Contenders:
- Ahmad Chalabi is one of the best-known figures. He leads the Iraqi National Congress (INC), which has been backed by the US and Britain ever since it was created in the aftermath of the last war against Iraq, in 1991. He has the support of the Washington hawks, who believe he is the man to set Iraq on a democratic path. His critics, however, point out that he left Iraq in the 1950s and has been accused of corrupt business dealings. As a (secular) Shia he arouses the mistrust of the Arab world's Sunni ruling class.
- Ayatollah Muhammad Baqr al-Hakim, who is from a prominent Iraqi Shia family, runs the Tehran-based Supreme Council for the Islamic Revolution in Iraq (SCIRI).

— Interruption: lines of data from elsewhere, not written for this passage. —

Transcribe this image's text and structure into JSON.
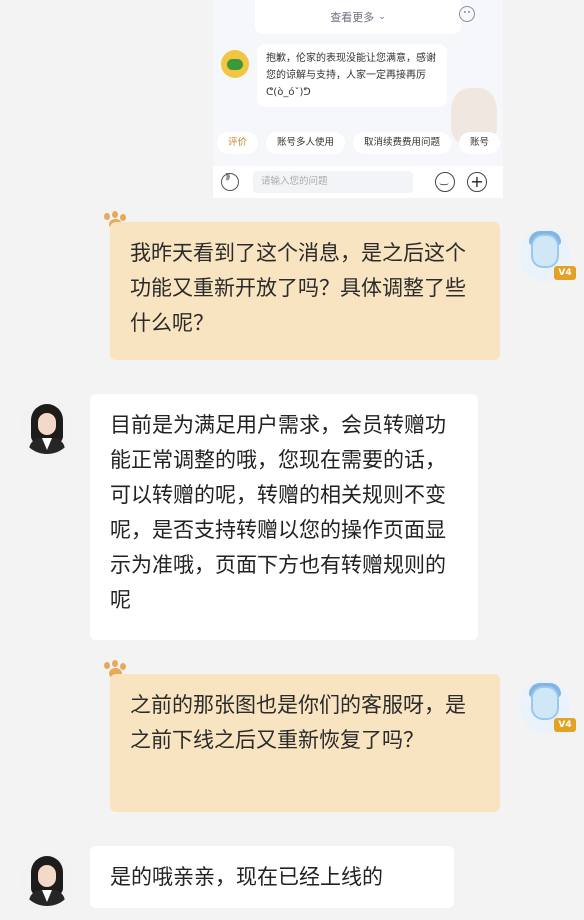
{
  "embedded_chat": {
    "more_label": "查看更多",
    "bot_message": "抱歉，伦家的表现没能让您满意，感谢您的谅解与支持，人家一定再接再厉ᕦ(ò_óˇ)ᕤ",
    "chips": [
      "评价",
      "账号多人使用",
      "取消续费费用问题",
      "账号"
    ],
    "input_placeholder": "请输入您的问题"
  },
  "messages": [
    {
      "sender": "user",
      "text": "我昨天看到了这个消息，是之后这个功能又重新开放了吗？具体调整了些什么呢？",
      "badge": "V4"
    },
    {
      "sender": "agent",
      "text": "目前是为满足用户需求，会员转赠功能正常调整的哦，您现在需要的话，可以转赠的呢，转赠的相关规则不变呢，是否支持转赠以您的操作页面显示为准哦，页面下方也有转赠规则的呢"
    },
    {
      "sender": "user",
      "text": "之前的那张图也是你们的客服呀，是之前下线之后又重新恢复了吗？",
      "badge": "V4"
    },
    {
      "sender": "agent",
      "text": "是的哦亲亲，现在已经上线的"
    }
  ],
  "colors": {
    "user_bubble": "#f9e4c1",
    "agent_bubble": "#ffffff",
    "background": "#f3f3f3"
  }
}
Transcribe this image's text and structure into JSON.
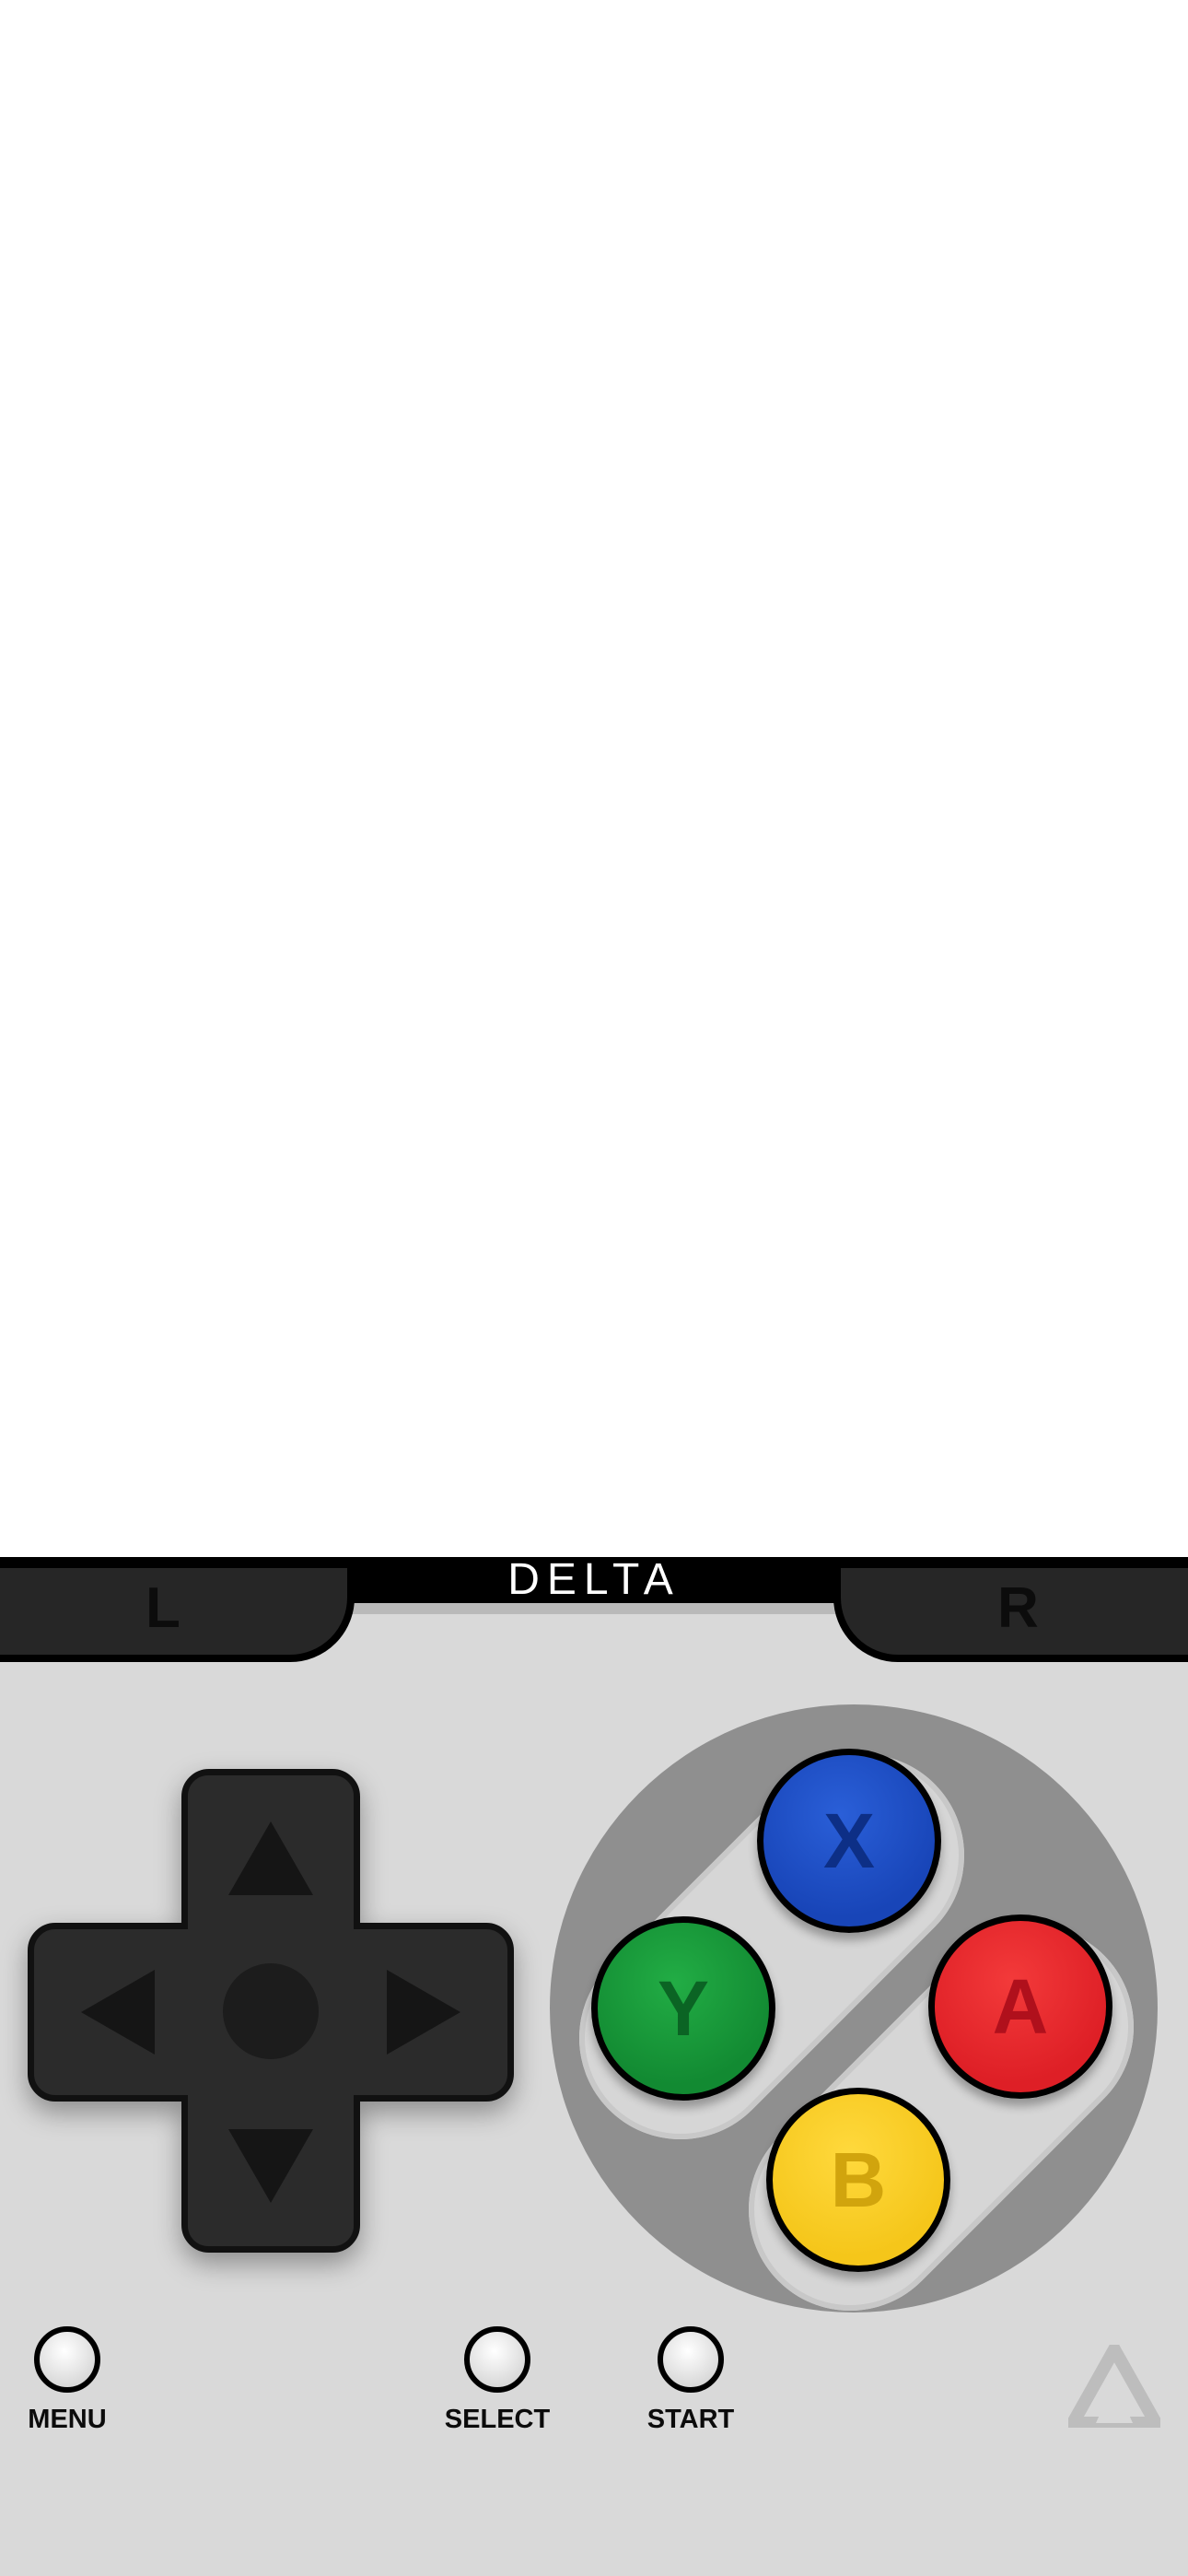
{
  "brand": {
    "logo_text": "DELTA"
  },
  "colors": {
    "background": "#d9d9d9",
    "dpad": "#2b2b2b",
    "x_button": "#1845b8",
    "y_button": "#128a32",
    "a_button": "#de1f26",
    "b_button": "#f5c61a",
    "face_area": "#8f8f8f"
  },
  "shoulder_buttons": {
    "left_label": "L",
    "right_label": "R"
  },
  "face_buttons": {
    "x": "X",
    "y": "Y",
    "a": "A",
    "b": "B"
  },
  "system_buttons": {
    "menu": "MENU",
    "select": "SELECT",
    "start": "START"
  },
  "icons": [
    "dpad-up-icon",
    "dpad-down-icon",
    "dpad-left-icon",
    "dpad-right-icon",
    "delta-logo-icon"
  ]
}
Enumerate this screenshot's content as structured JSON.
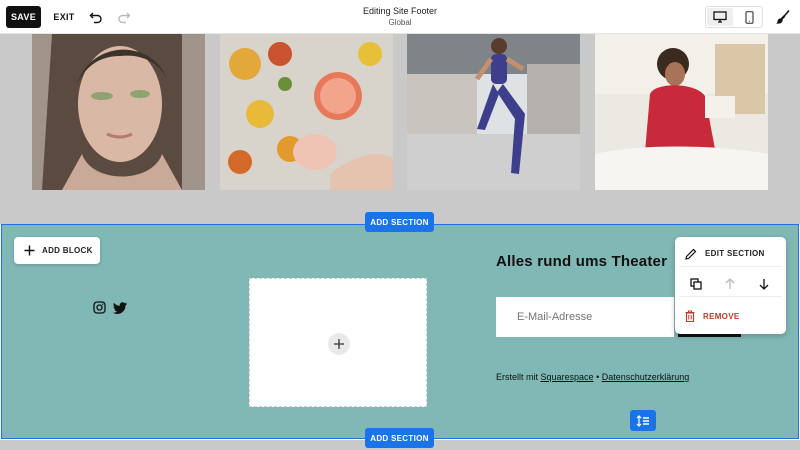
{
  "toolbar": {
    "save_label": "SAVE",
    "exit_label": "EXIT",
    "title": "Editing Site Footer",
    "subtitle": "Global",
    "icons": [
      "undo-icon",
      "redo-icon",
      "desktop-icon",
      "mobile-icon",
      "paintbrush-icon"
    ]
  },
  "gallery": {
    "images": [
      "portrait-woman-photo",
      "citrus-fruits-photo",
      "runner-woman-photo",
      "reading-woman-photo"
    ]
  },
  "section": {
    "add_section_label": "ADD SECTION",
    "add_block_label": "ADD BLOCK",
    "newsletter_title": "Alles rund ums Theater",
    "email_placeholder": "E-Mail-Adresse",
    "credits_prefix": "Erstellt mit ",
    "credits_link1": "Squarespace",
    "credits_separator": " • ",
    "credits_link2": "Datenschutzerklärung"
  },
  "context_menu": {
    "edit_label": "EDIT SECTION",
    "remove_label": "REMOVE"
  },
  "colors": {
    "accent": "#1a73e8",
    "section_bg": "#7fb8b4",
    "remove": "#c0392b"
  }
}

He has supporters in Iraq, but the Iranian connection makes the US - and some Iraqis - wary of him.
- Adnan Pachachi, a former Iraqi foreign minister, is an 80-year-old Sunni who has been courted by the Americans and is well connected in the Gulf sheikhdoms. He is a nationalist with a secular liberal outlook. Some see him, because of his age, as a possible caretaker leader.
- Jalal Talabani and Massoud Barzani, the leaders of the two Kurdish factions in northern Iraq, have a firm base among their own people but would be unlikely contenders for national power.
- Nizar Khazraji, a prominent Iraqi general who defected to the West, is sometimes mentioned as a possible successor to Saddam. The CIA is reported to have helped him escape to the Gulf from house arrest in Denmark, where prosecutors were investigating his alleged role in gas attacks on the Iraqi Kurds.
Washington infighting
In the absence of a candidate with impeccable credentials, the US may try to build up a collective leadership - one which would represent Iraq's mosaic of different communities and command enough confidence to return the country to some sort of normality.
But it is not only within Iraq that fierce differences over the post-war future are being played out.
In Washington, the State Department and the CIA suspect the Pentagon of actively promoting its protege, Ahmad Chalabi, who was recently flown into southern Iraq by the US military with a group of his followers.
They fear that imposing Mr Chalabi would alienate other Iraqis.
The White House has tried to damp down the infighting. But the dispute is unresolved.